6. Regulatory thresholds
| Rule | Trigger | Requirement |
|---|---|---|
| NSPS Subpart K / Ka / Kb | Fixed-roof > 75 m³ with TVP > 1.5 psia (post-1984 install) | IFR or VRU+flare |
| NSPS OOOOa/b/c | Single tank > 6 ton/yr VOC (oil & gas production) | 95% control, monthly inspection |
| Title V major source | VOC > 100 ton/yr OR single HAP > 10 ton/yr OR total HAP > 25 ton/yr | Full Title V permit |
| NESHAP Subpart EEEE | Major HAP source storing organic liquids | MACT-level controls |
| 40 CFR 98 Subpart W | > 25,000 MT CO₂e/yr facility-wide | GHG reporting |
7. Worked example — 50,000 bbl crude tank, Midland TX
Validation case from the calculator (handoff Spec 6): 80 ft D × 32 ft H welded fixed-roof, white shell, 350,000 bbl/yr throughput, 35° API, 5 psi RVP, TLA = 70°F.
- Vapor pressure: A = 12.82 − 0.9672·ln(5) = 11.26; B = 7261 − 1216·ln(5) = 5304. PVA = exp(11.26 − 5304/529.67) = exp(11.26 − 10.01) = exp(1.25) = 3.49 psia.
- Vapor space outage: HL = 16 ft (half), HRO = (1/3)·0.0625·40 = 0.83 ft → HVO = 32 − 16 + 0.83 = 16.83 ft.
- VV = (π/4)·80²·16.83 = 84,600 ft³.
- WV = 50·3.49 / (10.731·529.67) = 0.0307 lb/ft³.
- KE: ΔTV = 0.72·20 + 0.028·0.17·1800 = 14.4 + 8.6 = 23.0 °F; ΔPV = 0.5·3.49·23/529.67 = 0.076 psi; KE = 23/529.67 + 0.076/(14.7 − 3.49) = 0.0434 + 0.00679 = 0.0502.

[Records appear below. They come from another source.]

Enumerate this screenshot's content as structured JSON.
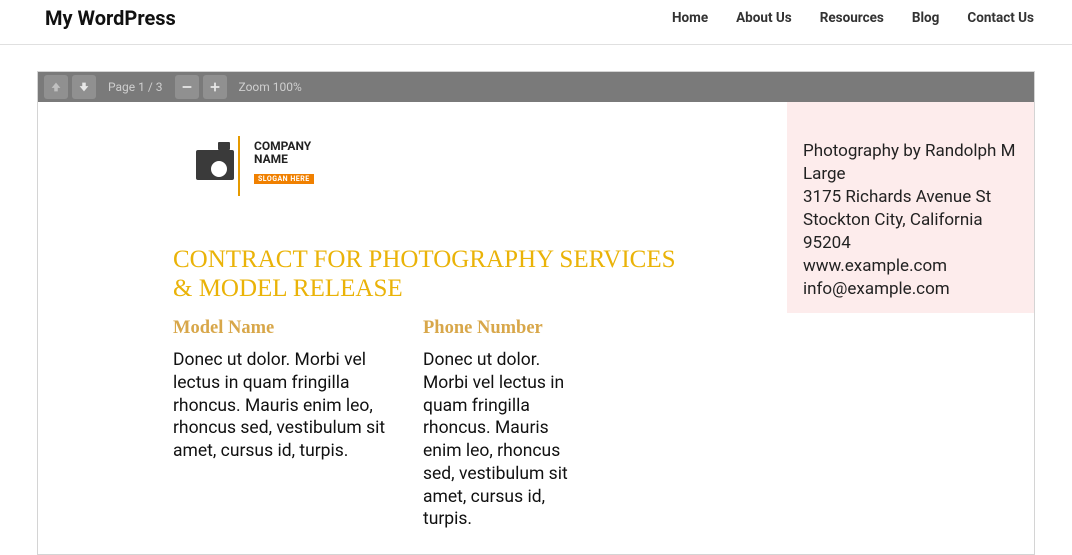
{
  "header": {
    "site_title": "My WordPress",
    "nav": [
      "Home",
      "About Us",
      "Resources",
      "Blog",
      "Contact Us"
    ]
  },
  "toolbar": {
    "page_label": "Page 1 / 3",
    "zoom_label": "Zoom 100%"
  },
  "logo": {
    "line1": "COMPANY",
    "line2": "NAME",
    "slogan": "SLOGAN HERE"
  },
  "doc_title": "CONTRACT FOR PHOTOGRAPHY SERVICES & MODEL RELEASE",
  "fields": {
    "model_name": {
      "label": "Model Name",
      "value": "Donec ut dolor. Morbi vel lectus in quam fringilla rhoncus. Mauris enim leo, rhoncus sed, vestibulum sit amet, cursus id, turpis."
    },
    "phone": {
      "label": "Phone Number",
      "value": "Donec ut dolor. Morbi vel lectus in quam fringilla rhoncus. Mauris enim leo, rhoncus sed, vestibulum sit amet, cursus id, turpis."
    }
  },
  "sidebar": {
    "line1": "Photography by Randolph M Large",
    "line2": "3175 Richards Avenue St",
    "line3": "Stockton City, California 95204",
    "line4": "www.example.com",
    "line5": "info@example.com"
  }
}
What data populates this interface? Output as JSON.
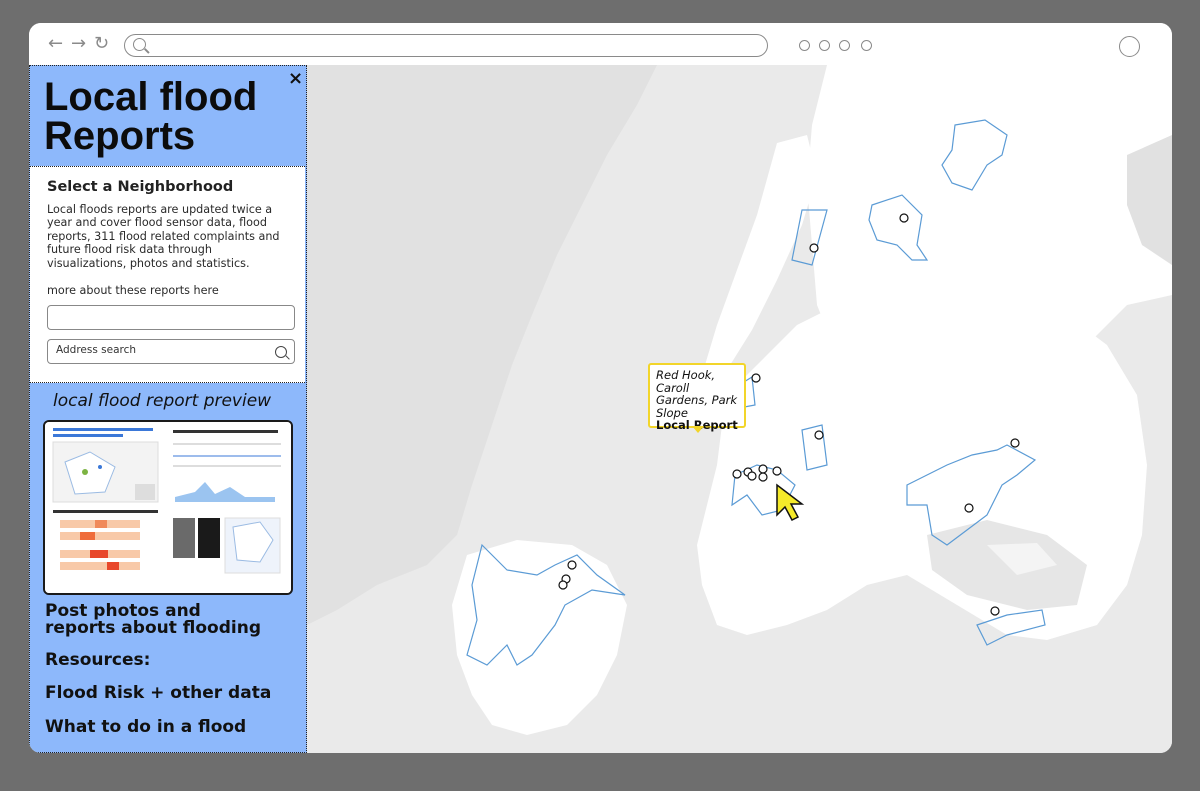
{
  "browser": {
    "back_icon": "arrow-left-icon",
    "forward_icon": "arrow-right-icon",
    "reload_icon": "reload-icon",
    "url": ""
  },
  "sidebar": {
    "close_label": "×",
    "title": "Local flood Reports",
    "select_heading": "Select a Neighborhood",
    "description": "Local floods reports are updated twice a year and cover flood sensor data, flood reports, 311 flood related complaints and future flood risk data through visualizations, photos and statistics.",
    "more_link": "more about these reports here",
    "blank_input_value": "",
    "address_search_placeholder": "Address search",
    "preview_heading": "local flood report preview",
    "links": [
      "Post photos and reports about flooding",
      "Resources:",
      "Flood Risk + other data",
      "What to do in a flood"
    ]
  },
  "map": {
    "tooltip_place": "Red Hook, Caroll Gardens, Park Slope",
    "tooltip_report": "Local Report",
    "neighborhood_color": "#5b9bd5",
    "water_color": "#eaeaea",
    "land_color": "#ffffff"
  },
  "colors": {
    "sidebar_bg": "#8db8fb",
    "tooltip_border": "#f2d52a",
    "cursor": "#f5ea2a"
  }
}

- KS = 1/(1 + 0.053·3.49·16.83) = 1/(1 + 3.11) = 0.243.
- LS = 365·84,600·0.0307·0.0502·0.243 = ≈ 11,600 lb/yr = 5.8 ton/yr.
- Working loss: N = 350,000 / (50,000) = 7 turnovers, KN = 1. LW = 0.0010·50·3.49·350,000·1·1 = 61,100 lb/yr = 30.5 ton/yr.
The worked numbers here are higher than the handoff spec's reference ("Standing ≈ 1.8, Working ≈ 4.2") because the handoff used a much lower PVA. Both are correct for their assumptions — the dominant uncertainty in AP-42 calcs is always the vapor-pressure assumption. Either result trips the OOOO 6 ton/yr threshold and requires control.
8. References
- EPA AP-42 Chapter 7.1 — Organic Liquid Storage Tanks (Nov 2006, plus updates).
- EPA TANKS 4.09D — Legacy desktop software embodying AP-42 7.1 (now superseded by WebFire / SPECIATE).
- 40 CFR 60 Subparts K, Ka, Kb — NSPS for VOC emissions from storage vessels.
- 40 CFR 60 Subpart OOOOa / OOOOb / OOOOc — Crude oil and natural gas production NSPS (2016, 2024, 2024 EG).
- 40 CFR 63 Subpart EEEE — MACT for Organic Liquids Distribution.
- 40 CFR 98 Subpart W — GHG reporting for petroleum / natural gas systems.
- API MPMS Ch. 19 — Evaporation Loss Measurement (19.1, 19.2, 19.4).
- API Bulletin 2517 / 2518 / 2519 — Original loss equation derivations.